I remember seeing commercial's popping up a month or so ago for this new show Glee that was coming to Fox and it was the first series I got excited about in awhile. But then my schedule (or just forgetfulness) got in the way and I never really got to catch any episodes. But a couple weeks ago my friend Kim had me watch the ending number the cast did for the pilot episode. The song was "Don't Stop Believin'" by Journey and I knew at the moment that I was going to be hooked on the show. Of course, right after getting attached to the show then I had to leave for school where I don't have easy access to cable tv (or tv at all) and it slipped to the back of my mind yet again.
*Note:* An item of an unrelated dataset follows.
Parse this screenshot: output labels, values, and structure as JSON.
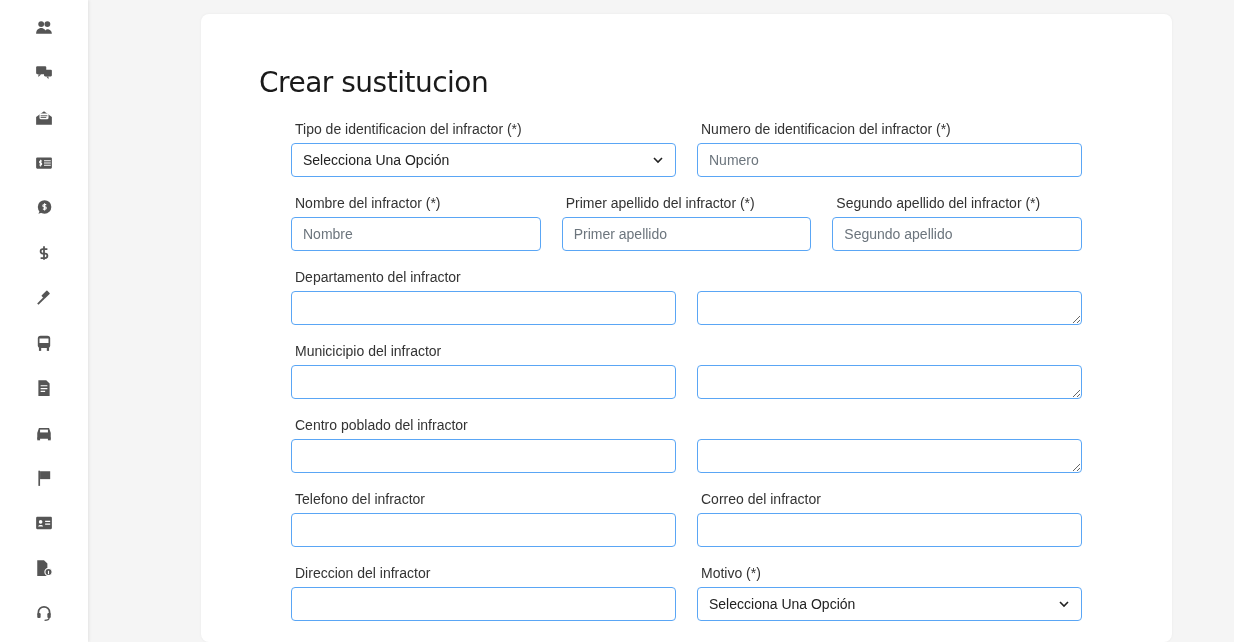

But about 2 days ago I fell upon this remix that someone (ironically) named Drew G put together of the Don't Stop Believin' rendition Glee put together and I've been completely addicted to it ever since I heard it.
Well, tonight I finally had some time to myself to do whatever I want and decided to watch the 3 full episodes that Fox had posted up and it clinched my love for this show, the characters, and of course the very well done musical numbers that appear throughout the episodes.
But it also made me think and come to some realization's and before I get into them, I feel like I should give some background as to why these are such big realization's for me.
I have always had pretty low self-esteem/self-confidence but I try to cover it up as best as I can however I always am on edge around...well....basically everyone. There's really only 2 people that I feel 100% completely comfortable and don't have to think about everything I say, do, or act. I can just be true self without and worry and it is such a freeing feeling.
But this show made me realize how stupid it is to try and cover yourself up, or try to hide your true self from people because really...what's the point? Why not be yourself, find friends that accept you for who you are, not some mask that you hide behind? So that's what I'm going to try to do, I'm going to try to be myself. Truly.